Le président suppléant (M. Kilger): Avant de reprendre le débat, j'aimerais indiquer à la Chambre que nous passons maintenant à la prochaine étape du débat. Les députés pourront faire des interventions de 10 minutes au maximum, sans période de questions ou d'observations.

M. David Walker (secrétaire parlementaire du ministre des Finances): Et moi qui avait hâte d'entendre les questions et observations, monsieur le Président.

(1720)

Nous tiendrons une séance spéciale à l'extérieur après.

Monsieur le Président, merci de me donner ainsi l'occasion de participer à ce débat. Comme vous le savez, le projet de loi C-32 constitue une partie très importante du budget que nous avons présenté le 22 février 1994.

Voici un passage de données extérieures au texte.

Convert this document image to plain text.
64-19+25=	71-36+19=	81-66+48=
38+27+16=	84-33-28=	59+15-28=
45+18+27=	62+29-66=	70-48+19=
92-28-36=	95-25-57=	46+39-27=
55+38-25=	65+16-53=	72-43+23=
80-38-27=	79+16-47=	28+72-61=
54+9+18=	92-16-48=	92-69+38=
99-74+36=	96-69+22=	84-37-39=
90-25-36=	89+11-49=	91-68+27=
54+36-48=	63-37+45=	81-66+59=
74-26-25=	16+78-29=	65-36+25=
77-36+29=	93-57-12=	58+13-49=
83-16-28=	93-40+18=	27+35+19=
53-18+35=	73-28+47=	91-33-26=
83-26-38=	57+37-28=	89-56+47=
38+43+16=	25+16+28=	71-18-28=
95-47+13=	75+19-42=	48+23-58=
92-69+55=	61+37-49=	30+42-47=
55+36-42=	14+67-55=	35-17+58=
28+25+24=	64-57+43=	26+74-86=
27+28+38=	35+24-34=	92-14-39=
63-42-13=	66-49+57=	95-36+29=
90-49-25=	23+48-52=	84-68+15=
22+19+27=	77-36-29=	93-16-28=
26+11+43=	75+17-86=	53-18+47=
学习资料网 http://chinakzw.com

J'aimerais consacrer une partie de mon temps à une revue des principales caractéristiques de ce projet de loi, mais je voudrais aussi réagir à certains commentaires formulés durant le débat d'hier. Vous savez que parfois, étant donné le rythme des débats, nous ne prenons pas le temps de lire sérieusement les déclarations des autres et de songer aux conséquences de ce que les autres députés peuvent dire.

Le premier point que j'aimerais soulever concerne une déclaration qui se trouve à la page 5626 du hansard d'hier. Un député demande: «Pourquoi le gouvernement libéral actuel semble-t-il toujours s'empresser de nous présenter des projets de loi sans avoir les rapports des comités mis en place à cet effet?»

Je tiens à rassurer les Canadiens; ce gouvernement ne précipite jamais l'étude des projets de loi importants. Nous avons lancé ce débat ouvertement, non pas en février, mais dès décembre de l'année dernière, et nous l'avons poursuivi en janvier et février, jusqu'à la présentation du budget par le ministre des Finances.

Les mesures contenues dans ce projet de loi ont été clairement expliquées dans les documents originaux du budget et ce projet de loi purement technique permettra au gouvernement de mettre en oeuvre ces mesures, très importantes pour la réussite du budget.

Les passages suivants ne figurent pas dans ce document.